1. ## Trigo derivative urgent help please...

what is the derivative of (sinx)^tanx??

2. logarithmic differentiation ...

$\displaystyle y = (\sin{x})^{\tan{x}}$

$\displaystyle \ln(y) = \ln\left[(\sin{x})^{\tan{x}}\right]$

$\displaystyle \ln(y) = \tan{x} \cdot \ln(\sin{x})$

take the derivative w/r to x ...

$\displaystyle \frac{y'}{y} = \tan{x} \cdot \frac{\cos{x}}{\sin{x}} + \ln(\sin{x}) \cdot \sec^2{x}$

$\displaystyle \frac{y'}{y} = 1 + \sec^2{x} \cdot \ln(\sin{x})$

$\displaystyle y' = (\sin{x})^{\tan{x}}\left[1 + \sec^2{x} \cdot \ln(\sin{x})\right]$

3. Originally Posted by juneau
what is the derivative of (sinx)^tanx??
$\displaystyle sin(x)^{tan(x)} = y$

$\displaystyle log(y) = tan(x)log(sin(x))$

$\displaystyle \frac{1}{y} \frac{dy}{dx} = sec^2(x)log(sin(x)) + tan(x)\times cos(x)\times \frac{1}{sin(x)}$ ------Using Chain Rule

$\displaystyle \frac{dy}{dx} = y\times (sec^2(x)log(sin(x)) + 1)$

If you want put the value of y in RHS that's your answer
EDIT: Skeeter won

4. well see, the original question was: y = (x)^(sinx)^(tanx)

I already used log differentiation to get (sinx)^tanx down. can I use log differentiation again??

5. Originally Posted by juneau
well see, the original question was: y = (x)^(sinx)^(tanx)

I already used log differentiation to get (sinx)^tanx down. can I use log differentiation again??
why did you not mention that to begin with?

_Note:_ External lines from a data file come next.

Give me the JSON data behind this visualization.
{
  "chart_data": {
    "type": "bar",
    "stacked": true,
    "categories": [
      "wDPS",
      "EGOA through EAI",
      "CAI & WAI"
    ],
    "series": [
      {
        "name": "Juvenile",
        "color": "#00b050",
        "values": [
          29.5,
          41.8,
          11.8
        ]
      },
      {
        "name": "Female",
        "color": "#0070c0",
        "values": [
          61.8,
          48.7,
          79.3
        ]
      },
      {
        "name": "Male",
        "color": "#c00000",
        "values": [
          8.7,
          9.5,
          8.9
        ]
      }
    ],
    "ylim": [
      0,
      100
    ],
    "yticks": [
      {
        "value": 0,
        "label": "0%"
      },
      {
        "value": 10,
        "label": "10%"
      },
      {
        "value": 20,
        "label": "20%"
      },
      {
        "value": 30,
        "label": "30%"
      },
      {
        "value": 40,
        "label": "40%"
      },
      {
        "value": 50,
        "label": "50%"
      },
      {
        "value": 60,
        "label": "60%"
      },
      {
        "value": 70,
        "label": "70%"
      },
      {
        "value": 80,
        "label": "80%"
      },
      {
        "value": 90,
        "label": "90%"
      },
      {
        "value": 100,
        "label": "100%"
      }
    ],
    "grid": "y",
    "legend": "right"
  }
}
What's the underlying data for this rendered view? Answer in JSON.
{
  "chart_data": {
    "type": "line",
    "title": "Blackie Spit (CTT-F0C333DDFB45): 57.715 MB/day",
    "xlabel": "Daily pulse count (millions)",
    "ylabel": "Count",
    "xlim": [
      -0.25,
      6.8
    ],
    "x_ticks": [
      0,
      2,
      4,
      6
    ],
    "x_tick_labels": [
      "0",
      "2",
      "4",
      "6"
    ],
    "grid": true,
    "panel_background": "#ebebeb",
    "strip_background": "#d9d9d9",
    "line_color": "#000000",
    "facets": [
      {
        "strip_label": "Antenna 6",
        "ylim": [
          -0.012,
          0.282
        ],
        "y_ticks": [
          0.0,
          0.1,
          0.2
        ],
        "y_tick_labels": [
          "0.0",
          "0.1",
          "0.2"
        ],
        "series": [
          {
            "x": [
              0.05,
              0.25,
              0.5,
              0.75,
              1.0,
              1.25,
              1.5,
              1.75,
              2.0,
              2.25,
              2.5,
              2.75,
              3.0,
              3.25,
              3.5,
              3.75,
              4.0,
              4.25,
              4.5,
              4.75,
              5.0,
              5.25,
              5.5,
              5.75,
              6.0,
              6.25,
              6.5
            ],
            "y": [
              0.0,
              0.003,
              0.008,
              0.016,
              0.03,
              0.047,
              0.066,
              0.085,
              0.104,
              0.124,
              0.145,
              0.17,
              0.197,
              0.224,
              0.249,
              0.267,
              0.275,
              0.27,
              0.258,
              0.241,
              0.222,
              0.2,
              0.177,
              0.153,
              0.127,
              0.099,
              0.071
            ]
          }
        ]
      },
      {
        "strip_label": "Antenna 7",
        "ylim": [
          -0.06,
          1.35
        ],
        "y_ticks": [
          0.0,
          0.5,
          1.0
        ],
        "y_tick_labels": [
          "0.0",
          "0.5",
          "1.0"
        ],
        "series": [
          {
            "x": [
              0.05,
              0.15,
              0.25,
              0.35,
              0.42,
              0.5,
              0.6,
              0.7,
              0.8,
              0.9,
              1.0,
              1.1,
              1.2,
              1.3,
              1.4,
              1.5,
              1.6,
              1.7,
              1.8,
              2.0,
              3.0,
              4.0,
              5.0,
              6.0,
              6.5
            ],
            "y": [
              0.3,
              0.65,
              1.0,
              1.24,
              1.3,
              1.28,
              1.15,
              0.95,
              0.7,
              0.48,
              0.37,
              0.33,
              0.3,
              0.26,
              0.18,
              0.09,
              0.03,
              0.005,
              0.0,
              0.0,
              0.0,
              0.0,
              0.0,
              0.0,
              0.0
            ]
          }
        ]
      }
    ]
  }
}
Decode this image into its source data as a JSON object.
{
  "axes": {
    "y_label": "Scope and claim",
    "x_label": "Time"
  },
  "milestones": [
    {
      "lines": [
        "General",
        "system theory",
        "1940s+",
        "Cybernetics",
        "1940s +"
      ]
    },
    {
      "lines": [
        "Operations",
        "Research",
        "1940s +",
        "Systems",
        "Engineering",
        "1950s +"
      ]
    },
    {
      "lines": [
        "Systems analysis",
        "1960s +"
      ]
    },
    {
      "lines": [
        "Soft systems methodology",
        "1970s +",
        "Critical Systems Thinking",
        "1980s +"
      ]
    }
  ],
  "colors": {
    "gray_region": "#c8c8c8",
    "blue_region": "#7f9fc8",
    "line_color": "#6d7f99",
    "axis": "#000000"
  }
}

$\displaystyle y = x^{\sin{x}^{\tan{x}}}$

$\displaystyle \ln{y} = \ln\left(x^{\sin{x}^{\tan{x}}}\right)$

$\displaystyle \ln{y} = \sin{x}^{\tan{x}} \cdot \ln{x}$

use the product rule ...

$\displaystyle \frac{y'}{y} = \sin{x}^{\tan{x}} \cdot \frac{1}{x} + \ln{x} \cdot (derivative \, from \, my \, previous \, post)$

finish up.

6. Yes, you can, using the chain rule.

By the way, here's an interesting point: if $\displaystyle y= f(x)^{g(x)}$, where f and g are integrable functions, there are two common mistakes in finding the derivative:

1) Ignore the fact that g is a variable and use the power law:
$\displaystyle y'= g(x) f(x)^{g(x)-1}$

2) Ignore the fact that f is a variable and treat it as an exponential:
$\displaystyle y'= ln(f(x)) f(x)^{g(x)}$

As I said, those are both wrong. The correct derivative is the sum of those!

$\displaystyle y'= g(x) f(x)^{g(x)-1}+ ln(f(x)) f(x)^{g(x)}$